Shutterstock

Drone gaat leven zoeken op maan van Saturnus

Rotsen van ijs en rivieren van vloeibaar methaan. Dat is de realiteit op de ijsmaan Titan, waar de nucleaire drone Dragonfly nu naar tekenen van leven gaat zoeken.

NASA heeft op dit moment plannen voor een expeditie naar een van de meest interessante plekken in ons zonnestelsel. Een drone gaat het oppervlak onderzoeken van Titan, een maan van Saturnus, die een gevarieerd, aardeachtig landschap kent.

Titan is de grootste maan van Saturnus en heeft een atmosfeer, rotsen, rivieren, oceanen en woestijnen.

Net als die van de aarde bestaat de atmosfeer van de maan vooral uit stikstof. Maar de rotsen zijn van ijs en de rivieren en oceanen bestaan uit ethaan en methaan, die op aarde gasvormig zijn.

In 2012 nam de sonde Cassini deze foto van Titan. De maan staat in hetzelfde vlak als de bekende ringen.

© NASA

Ze komen op Titan in vloeibare vorm voor omdat de gemiddelde temperatuur er -180 °C bedraagt. Desondanks denken wetenschappers dat de combinatie van water en organische moleculen wellicht heeft geleid tot het ontstaan van aminozuren, de bouwstenen van eiwitten en DNA.

De drone, die Dragonfly heet, gaat naar deze aanwijzingen zoeken.

Neutronenstraal gaat oppervlak afspeuren

Dragonfly is zo groot als een auto en gaat over Titan vliegen met behulp van acht rotoren verdeeld over vier armen. Hij krijgt zijn energie van een radioactieve generator.

De atmosfeer is circa vier keer zo dicht als die van de aarde, en omdat de zwaartekracht juist lager is, kost het 38 keer zo weinig energie om de 300 kilo zware drone in de lucht te krijgen als op aarde.

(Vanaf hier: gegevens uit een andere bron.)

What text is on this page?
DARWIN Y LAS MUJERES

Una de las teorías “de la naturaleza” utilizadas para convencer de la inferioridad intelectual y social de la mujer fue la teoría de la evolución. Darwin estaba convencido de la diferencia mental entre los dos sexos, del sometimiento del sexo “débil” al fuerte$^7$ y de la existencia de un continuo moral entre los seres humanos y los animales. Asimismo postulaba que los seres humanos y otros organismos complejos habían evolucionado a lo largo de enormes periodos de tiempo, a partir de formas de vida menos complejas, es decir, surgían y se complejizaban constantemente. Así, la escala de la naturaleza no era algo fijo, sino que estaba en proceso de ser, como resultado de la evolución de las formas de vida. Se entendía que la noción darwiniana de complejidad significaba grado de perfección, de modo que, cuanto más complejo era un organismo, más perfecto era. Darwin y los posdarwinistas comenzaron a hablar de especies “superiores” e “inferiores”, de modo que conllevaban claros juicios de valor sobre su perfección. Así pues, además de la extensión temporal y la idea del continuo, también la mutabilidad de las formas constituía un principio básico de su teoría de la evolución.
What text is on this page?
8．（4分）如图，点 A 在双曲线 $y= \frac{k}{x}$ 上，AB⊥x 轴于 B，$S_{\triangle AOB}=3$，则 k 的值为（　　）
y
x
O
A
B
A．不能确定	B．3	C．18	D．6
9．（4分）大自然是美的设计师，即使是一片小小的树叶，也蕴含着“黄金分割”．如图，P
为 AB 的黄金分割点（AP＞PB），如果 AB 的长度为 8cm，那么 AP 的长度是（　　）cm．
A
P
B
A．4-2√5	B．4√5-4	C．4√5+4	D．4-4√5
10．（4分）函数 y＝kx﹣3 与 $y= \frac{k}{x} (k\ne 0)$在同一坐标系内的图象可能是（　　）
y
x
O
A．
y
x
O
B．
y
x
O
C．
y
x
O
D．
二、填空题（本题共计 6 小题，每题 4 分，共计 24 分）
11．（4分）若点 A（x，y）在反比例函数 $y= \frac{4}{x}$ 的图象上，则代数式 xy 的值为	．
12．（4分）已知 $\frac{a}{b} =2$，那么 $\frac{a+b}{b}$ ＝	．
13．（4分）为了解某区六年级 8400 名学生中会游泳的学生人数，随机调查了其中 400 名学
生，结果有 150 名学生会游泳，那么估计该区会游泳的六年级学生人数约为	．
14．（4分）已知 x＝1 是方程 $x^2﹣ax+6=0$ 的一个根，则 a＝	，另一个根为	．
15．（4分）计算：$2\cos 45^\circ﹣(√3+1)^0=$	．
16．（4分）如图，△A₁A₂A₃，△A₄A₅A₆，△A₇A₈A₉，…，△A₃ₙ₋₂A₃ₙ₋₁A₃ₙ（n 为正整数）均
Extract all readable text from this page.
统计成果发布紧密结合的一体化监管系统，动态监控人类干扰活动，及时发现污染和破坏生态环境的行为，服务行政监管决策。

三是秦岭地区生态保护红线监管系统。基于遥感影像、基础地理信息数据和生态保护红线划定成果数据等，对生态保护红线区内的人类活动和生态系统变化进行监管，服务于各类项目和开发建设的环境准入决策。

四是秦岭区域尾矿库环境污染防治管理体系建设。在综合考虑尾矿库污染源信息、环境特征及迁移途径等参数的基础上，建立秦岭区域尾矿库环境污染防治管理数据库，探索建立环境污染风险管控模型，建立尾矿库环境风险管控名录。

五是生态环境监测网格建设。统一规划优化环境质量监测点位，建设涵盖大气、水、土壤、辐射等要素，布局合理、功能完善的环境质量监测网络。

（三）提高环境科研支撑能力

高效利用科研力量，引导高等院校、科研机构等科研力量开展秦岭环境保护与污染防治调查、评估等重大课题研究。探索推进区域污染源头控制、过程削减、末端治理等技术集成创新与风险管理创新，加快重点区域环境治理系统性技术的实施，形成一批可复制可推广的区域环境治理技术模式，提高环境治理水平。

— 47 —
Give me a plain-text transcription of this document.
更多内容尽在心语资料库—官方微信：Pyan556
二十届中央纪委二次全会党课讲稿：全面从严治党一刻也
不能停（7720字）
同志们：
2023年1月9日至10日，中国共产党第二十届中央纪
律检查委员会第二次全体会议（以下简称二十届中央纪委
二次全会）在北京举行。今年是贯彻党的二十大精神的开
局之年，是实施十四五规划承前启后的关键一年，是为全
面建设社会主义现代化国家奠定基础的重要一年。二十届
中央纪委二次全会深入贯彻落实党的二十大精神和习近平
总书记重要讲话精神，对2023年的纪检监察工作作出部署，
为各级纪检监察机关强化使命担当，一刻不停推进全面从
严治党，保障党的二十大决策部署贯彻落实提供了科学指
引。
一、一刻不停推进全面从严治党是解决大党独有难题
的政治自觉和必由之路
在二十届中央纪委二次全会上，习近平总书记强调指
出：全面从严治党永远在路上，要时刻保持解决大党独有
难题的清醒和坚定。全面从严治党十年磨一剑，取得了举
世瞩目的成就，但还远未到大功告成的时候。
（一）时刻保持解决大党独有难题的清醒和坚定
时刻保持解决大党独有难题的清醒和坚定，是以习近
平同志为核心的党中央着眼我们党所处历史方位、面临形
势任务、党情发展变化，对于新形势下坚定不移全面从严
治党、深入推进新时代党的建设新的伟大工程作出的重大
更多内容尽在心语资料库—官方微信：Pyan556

Drone doet 20 plaatsen op Titan aan

De nucleaire drone Dragonfly gaat in 2034 een traject van 175 kilometer van het oppervlak van Saturnus’ grootste maan onderzoeken. Hij zal zo’n 20 keer landen en bodemmonsters nemen om naar tekenen van leven te zoeken.

1. Drone daalt af

Als de sonde bij Titan is, stuurt hij de drone aan een parachute naar beneden.

2. Armen klappen uit

De drone klapt zijn armen met rotoren uit om zelf het laatste stukje te vliegen.

3. Oppervlak verkend

Na elke landing onderzoekt de drone de bodem en neemt hij monsters met boortjes.

4. Drone vliegt door

Als de resultaten naar de aarde verstuurd zijn, strijkt de drone zo’n 8 kilometer verderop neer.

Dragonfly heeft geen robotarm zoals de Marsrovers, maar hij kan de bodemsamenstelling onderzoeken door er neutronenstralen op af te sturen en de weerkaatste straling te meten.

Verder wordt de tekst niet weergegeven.